I’m learning Clojure and I’m wondering why my application is consuming so much
memory and not releasing it once it’s done using those data structures. I
imagine that there is something in Clojure that I don’t know about that is
making the application hold onto some stuff by mistake.
It’s a simple thumbnailing app. It takes images from a directory, resizes
them and puts them into another directory. It uses the javax.imageio and
java.awt.image libraries.
(def thumb "path to thumbnails directory")
(defn get-thumb-filename [thumb-dir filename width]
(str thumb-dir (fs/name filename) "_" width ".jpg"))
(defn get-thumb-filename-100 [filename]
(get-thumb-filename thumb filename 100))
(defn small-thumbnail [filename]
(make-thumbnail filename (get-thumb-filename-100 filename) 100))
(defn make-thumbnail [filename new-filename width]
(let [img (javax.imageio.ImageIO/read (as-file filename))
imgtype (java.awt.image.BufferedImage/TYPE_INT_ARGB)
width (min (.getWidth img) width)
height (* (/ width (.getWidth img)) (.getHeight img))
simg (java.awt.image.BufferedImage. width height imgtype)
g (.createGraphics simg)]
(.drawImage g img 0 0 width height nil)
(.dispose g)
(javax.imageio.ImageIO/write simg "png" (as-file new-filename))))
;; `images` is a list of original filenames
;; Kick it off with...
(pmap small-thumbnail images)
This code is part of a Noir view, meaning that the application doesn’t exit
after the processing of all images is finished.
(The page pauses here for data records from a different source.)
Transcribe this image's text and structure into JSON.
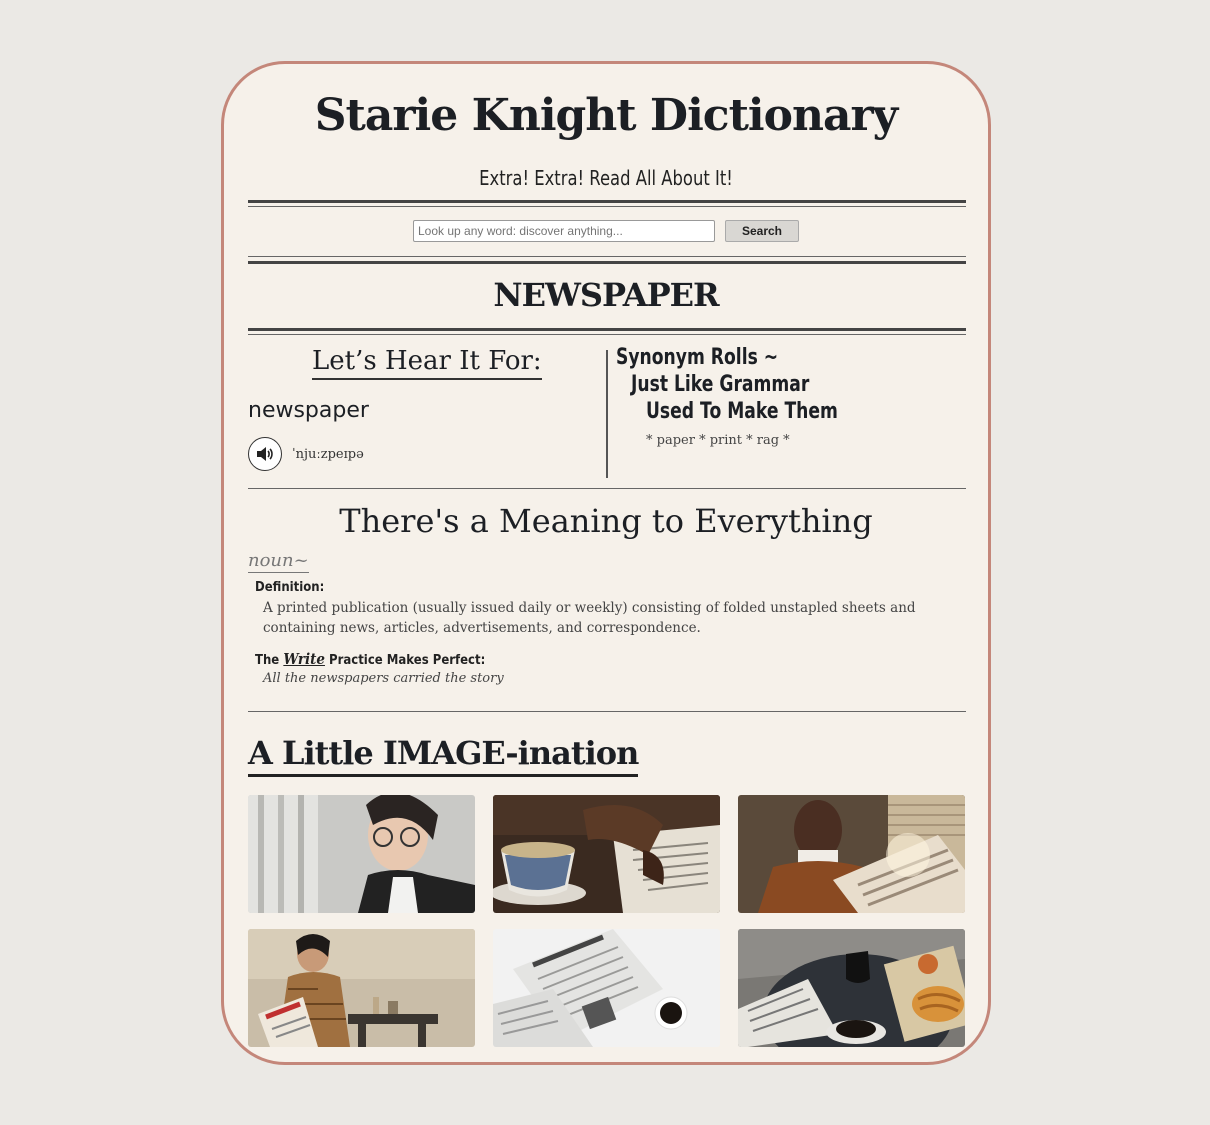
{
  "header": {
    "title": "Starie Knight Dictionary",
    "subtitle": "Extra! Extra! Read All About It!"
  },
  "search": {
    "placeholder": "Look up any word: discover anything...",
    "button_label": "Search"
  },
  "entry": {
    "headword": "NEWSPAPER",
    "lets_hear": "Let’s Hear It For:",
    "word": "newspaper",
    "phonetic": "ˈnjuːzpeɪpə",
    "audio_icon": "speaker-icon"
  },
  "synonyms": {
    "line1": "Synonym Rolls ~",
    "line2": "Just Like Grammar",
    "line3": "Used To Make Them",
    "list": "* paper * print * rag *"
  },
  "meanings": {
    "title": "There's a Meaning to Everything",
    "part_of_speech": "noun~",
    "definition_label": "Definition:",
    "definition": "A printed publication (usually issued daily or weekly) consisting of folded unstapled sheets and containing news, articles, advertisements, and correspondence.",
    "practice_prefix": "The",
    "practice_word": "Write",
    "practice_suffix": "Practice Makes Perfect:",
    "example": "All the newspapers carried the story"
  },
  "gallery": {
    "title": "A Little IMAGE-ination",
    "images": [
      "woman-with-glasses-photo",
      "teacup-and-newspaper-photo",
      "man-reading-newspaper-photo",
      "person-holding-newspaper-photo",
      "new-york-times-papers-photo",
      "breakfast-with-newspaper-photo"
    ]
  },
  "colors": {
    "background": "#ebe9e5",
    "card": "#f6f1ea",
    "card_border": "#c4877a",
    "ink": "#1c1f24"
  }
}
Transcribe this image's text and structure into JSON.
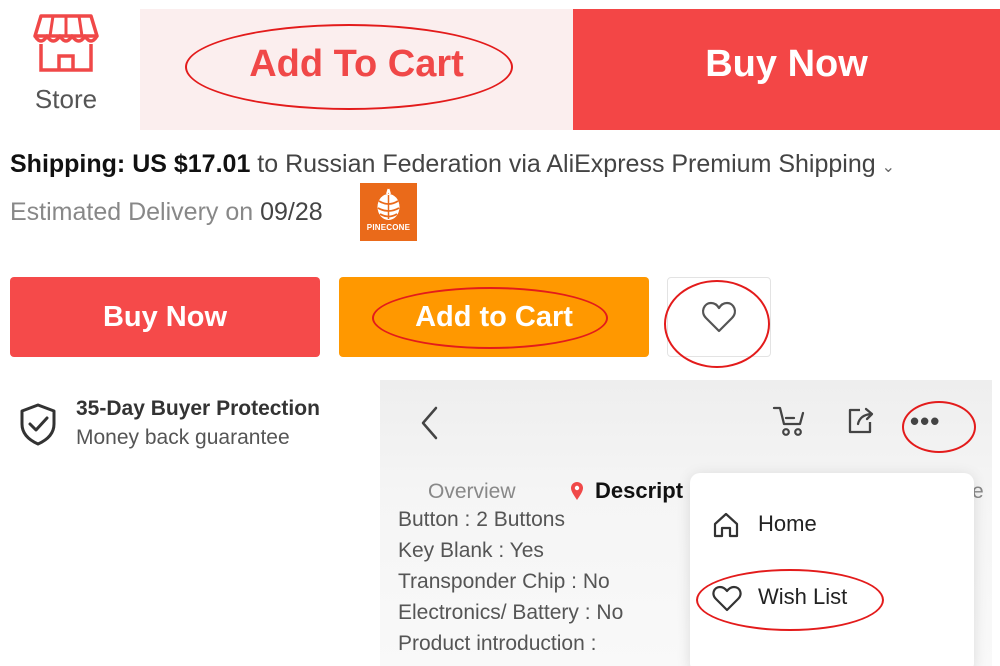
{
  "top_bar": {
    "store_label": "Store",
    "add_to_cart_label": "Add To Cart",
    "buy_now_label": "Buy Now"
  },
  "shipping": {
    "label": "Shipping:",
    "price": "US $17.01",
    "destination_text": "to Russian Federation via AliExpress Premium Shipping",
    "delivery_prefix": "Estimated Delivery on",
    "delivery_date": "09/28",
    "badge_text": "PINECONE"
  },
  "actions": {
    "buy_now_label": "Buy Now",
    "add_to_cart_label": "Add to Cart"
  },
  "protection": {
    "title": "35-Day Buyer Protection",
    "subtitle": "Money back guarantee"
  },
  "mobile": {
    "tabs": {
      "overview": "Overview",
      "description": "Descript",
      "tail": "e"
    },
    "spec_lines": [
      "Button : 2 Buttons",
      "Key Blank : Yes",
      "Transponder Chip : No",
      "Electronics/ Battery : No",
      "Product introduction :"
    ],
    "menu": {
      "home_label": "Home",
      "wish_list_label": "Wish List"
    }
  },
  "colors": {
    "red": "#f34646",
    "orange": "#ff9800",
    "annotation": "#e31b1b",
    "badge": "#ea6a1a"
  },
  "icons": {
    "store": "store-icon",
    "heart": "heart-icon",
    "shield": "shield-check-icon",
    "back": "chevron-left-icon",
    "cart": "cart-icon",
    "share": "share-icon",
    "more": "more-icon",
    "location": "location-pin-icon",
    "home": "home-icon"
  }
}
When I run this code, my computer starts going crazy. The fan gets loud and
the main java process uses over 1GB of memory. When all images are processed,
the CPU usage goes down to < 5% but the memory usage stays the same.
How can I make it release all of this memory that it clearly doesn’t need for
anything?
Thanks!
PS: Please let me know if you need me to fill in any details.
The JVM manages it’s own memory. Once it acquires memory from the operating system, it usually doesn’t give it back. (Or at least I’ve never seen Sun’s JVM do so, there might be some way to force it to…)
Anyhow, a simple way to see whether or not your program is actually leaking memory using tools that you’ve probably already got installed is to attach a JConsole to your JVM and just monitor the heap usage. Looking at Activity Monitor won’t tell you anything useful.